Le Premier ministre irakien Mustafa al-Kadhimi est confronté à une réalité pressante qui risque de plonger le pays dans une nouvelle montée de fièvre sectaire. Il a besoin de volonté politique et de moyens pour isoler et neutraliser des dizaines de milices pro-iraniennes rebelles.
Deux événements qui ont eu lieu samedi ont révélé les capacités restreintes du gouvernement fédéral et de ses forces de sécurité et militaires à affronter les défis qui attendent l’Irak.
Le premier a été l'incendie à Bagdad du siège central du Parti démocratique du Kurdistan par des loyalistes des Unités de mobilisation populaire (UMP). Le second a été l'horrible exécution d'au moins huit personnes dans la province de Salahuddin, apparemment par une milice pro-iranienne. Quatre autres victimes sont portées disparues. Les enlèvements et les exécutions à Salahuddin auraient eu lieu en représailles au meurtre, quelques jours plus tôt, d'un membre d'une milice pro-iranienne, dans une attaque imputée à Daech.
Ce massacre a attiré l'attention sur la présence de milices pro-iraniennes dans les provinces sunnites libérées, et sur leur refus de permettre à des dizaines de milliers de personnes déplacées - pour la plupart sunnites - de rentrer chez elles. Cette affaire souligne les limites de la marge de manœuvre du gouvernement fédéral de Bagdad, qui ne peut exercer son autorité sur un certain nombre de provinces dans lesquelles les UMP sont entrées pour les débarrasser des terroristes de Daech, entre 2014 et 2017.

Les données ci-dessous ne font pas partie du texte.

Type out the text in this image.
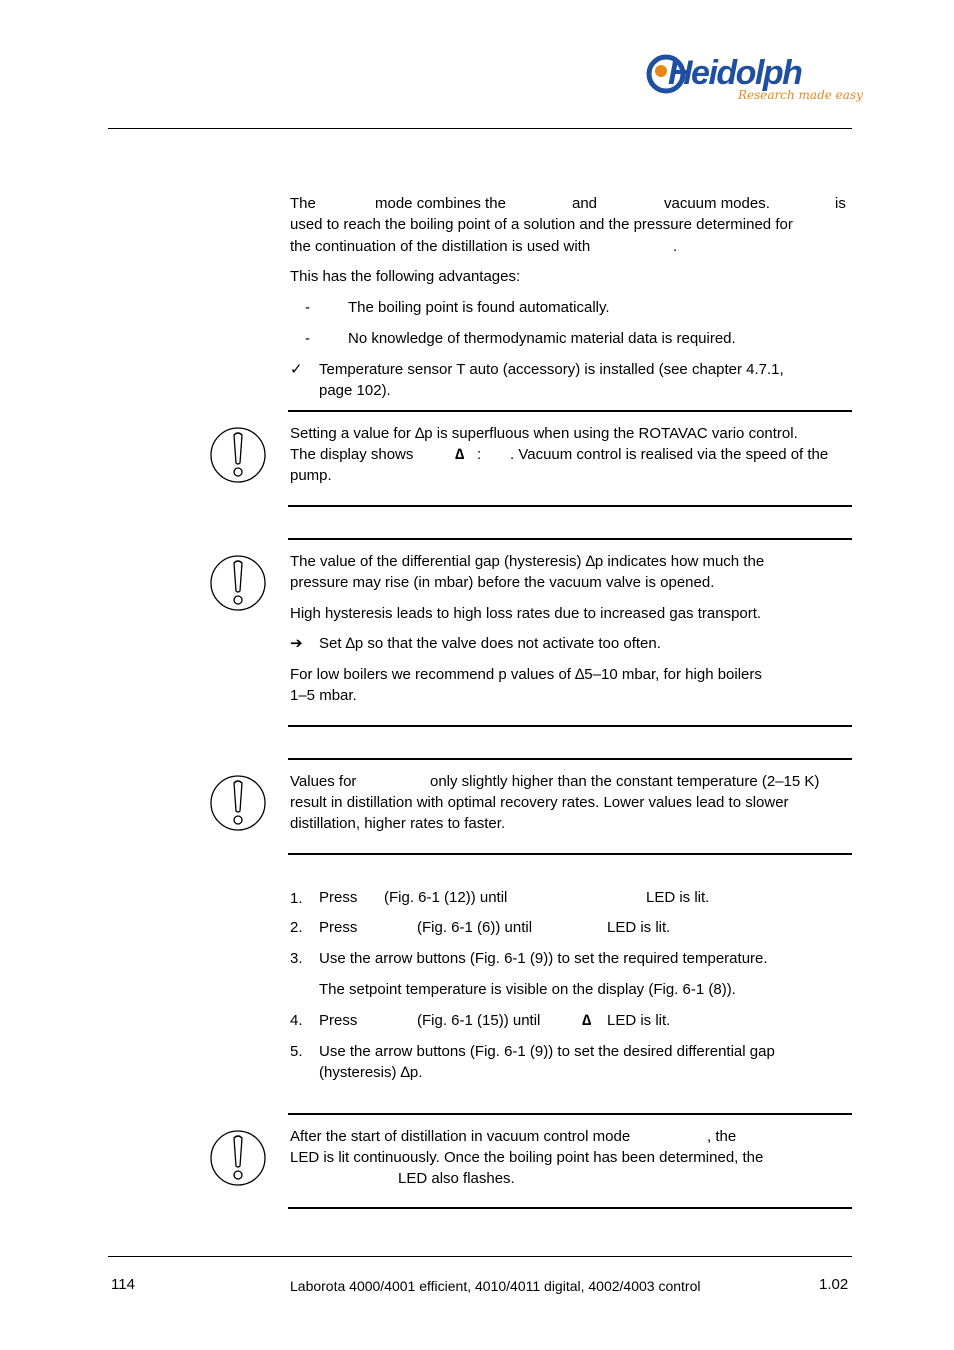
Heidolph
Research made easy
The	mode combines the	and	vacuum modes.	is
used to reach the boiling point of a solution and the pressure determined for
the continuation of the distillation is used with	.
This has the following advantages:
-	The boiling point is found automatically.
-	No knowledge of thermodynamic material data is required.
✓ Temperature sensor T auto (accessory) is installed (see chapter 4.7.1,
page 102).
Setting a value for ∆p is superfluous when using the ROTAVAC vario control.
The display shows	∆ : . Vacuum control is realised via the speed of the
pump.
The value of the differential gap (hysteresis) ∆p indicates how much the
pressure may rise (in mbar) before the vacuum valve is opened.
High hysteresis leads to high loss rates due to increased gas transport.
➔ Set ∆p so that the valve does not activate too often.
For low boilers we recommend p values of ∆5–10 mbar, for high boilers
1–5 mbar.
Values for	only slightly higher than the constant temperature (2–15 K)
result in distillation with optimal recovery rates. Lower values lead to slower
distillation, higher rates to faster.
1. Press (Fig. 6-1 (12)) until	LED is lit.
2. Press	(Fig. 6-1 (6)) until	LED is lit.
3. Use the arrow buttons (Fig. 6-1 (9)) to set the required temperature.
The setpoint temperature is visible on the display (Fig. 6-1 (8)).
4. Press	(Fig. 6-1 (15)) until	∆ LED is lit.
5. Use the arrow buttons (Fig. 6-1 (9)) to set the desired differential gap
(hysteresis) ∆p.
After the start of distillation in vacuum control mode	, the
LED is lit continuously. Once the boiling point has been determined, the
LED also flashes.
114	Laborota 4000/4001 efficient, 4010/4011 digital, 4002/4003 control	1.02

Depuis leur formation en 2014 pour aider l'armée irakienne à combattre Daech, certaines de ces milices ont été intégrées au sein des forces de sécurité de l'État, tandis que d'autres continuent à fonctionner hors de tout contrôle gouvernemental. Certaines de ces milices, parmi la quarantaine qui sont actives en Irak, ont été accusées d'avoir commis des atrocités contre les sunnites dans les provinces libérées. La plupart font allégeance au Corps des Gardiens de la Révolution Islamique (CGRI) iranien. Elles étaient dirigées par le général iranien Qassem Soleimani jusqu'à son assassinat en janvier lors d'une frappe aérienne américaine.
Des milices pro-iraniennes hors de tout contrôle
Le massacre de Salahuddin a incité al-Kadhimi à se rendre dans la province pour tenter de calmer les chefs tribaux en colère. « Le terrorisme et tous les actes criminels seront poursuivis conformément à la loi », a-t-il déclaré. Il faudra cependant voir si ses forces de sécurité seront en mesure d’éliminer les miliciens affiliés à Asa’ib Ahl Al-Haq, l’un des groupes actuellement les plus durs sur le terrain, qui a des liens directs et étroits avec l’Iran.
Asa’ib Ahl Al-Haq et Kata’ib Hezbollah sont en grande partie responsables de la déstabilisation de l’Irak, en particulier après le meurtre de Soleimani. Les deux groupes ont été accusés d'avoir ciblé la « zone verte » à Bagdad avec des roquettes katiousha visant l'ambassade américaine. Le gouvernement a été si inefficace dans la protection des sièges diplomatiques et gouvernementaux que le secrétaire d'État américain Mike Pompeo a menacé le mois dernier de fermer l'ambassade américaine si les attaques ne cessaient pas.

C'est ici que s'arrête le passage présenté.